Эти слова, прозвучавшие чуть громче шепота, для нее раскатились, как гром. Она могла бы сказать: «О чем это ты?» Или: «Что ты имеешь в виду?» Но не сказала. В этом месте и в эту минуту ни лгать, ни уклоняться от ответа не подобало. Водяные струи падали стеной, разбиваясь у их ног в мелкие брызги. Подальше лошади, понурив головы, мокли под дождем.

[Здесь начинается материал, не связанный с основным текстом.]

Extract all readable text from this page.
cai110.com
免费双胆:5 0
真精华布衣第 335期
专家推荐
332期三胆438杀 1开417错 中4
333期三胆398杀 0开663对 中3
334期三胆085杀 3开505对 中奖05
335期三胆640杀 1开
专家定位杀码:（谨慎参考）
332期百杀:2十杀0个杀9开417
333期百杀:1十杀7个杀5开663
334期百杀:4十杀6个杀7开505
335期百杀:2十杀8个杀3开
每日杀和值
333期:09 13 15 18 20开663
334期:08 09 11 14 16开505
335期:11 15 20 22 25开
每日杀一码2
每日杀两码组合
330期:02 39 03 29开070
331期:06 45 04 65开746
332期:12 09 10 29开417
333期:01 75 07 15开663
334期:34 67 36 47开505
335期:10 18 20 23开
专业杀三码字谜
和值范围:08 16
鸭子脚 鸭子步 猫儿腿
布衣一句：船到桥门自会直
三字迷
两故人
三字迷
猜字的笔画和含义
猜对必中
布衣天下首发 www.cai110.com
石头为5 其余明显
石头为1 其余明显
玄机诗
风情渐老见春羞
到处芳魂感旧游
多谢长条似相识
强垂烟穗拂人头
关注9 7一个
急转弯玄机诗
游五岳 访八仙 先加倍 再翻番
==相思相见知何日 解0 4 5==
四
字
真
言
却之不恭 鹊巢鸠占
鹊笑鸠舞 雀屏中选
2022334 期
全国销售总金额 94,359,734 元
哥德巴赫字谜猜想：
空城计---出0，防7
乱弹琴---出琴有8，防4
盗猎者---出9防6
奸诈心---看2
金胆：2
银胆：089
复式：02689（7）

— Ты — внук короля Холунда, — медленно проговорила она своим странным завораживающим голосом, сейчас звучавшим надтреснуто.
Он стоял неподвижно, как каменный. Она продолжала:
— Ты сын Ивана, которого убили люди, подосланные Герольфом. Ты сын Унн, которая умерла родами.
Он стоял по-прежнему неподвижно. Только губы шевельнулись:
— Повторите, пожалуйста, имена моих отца и матери.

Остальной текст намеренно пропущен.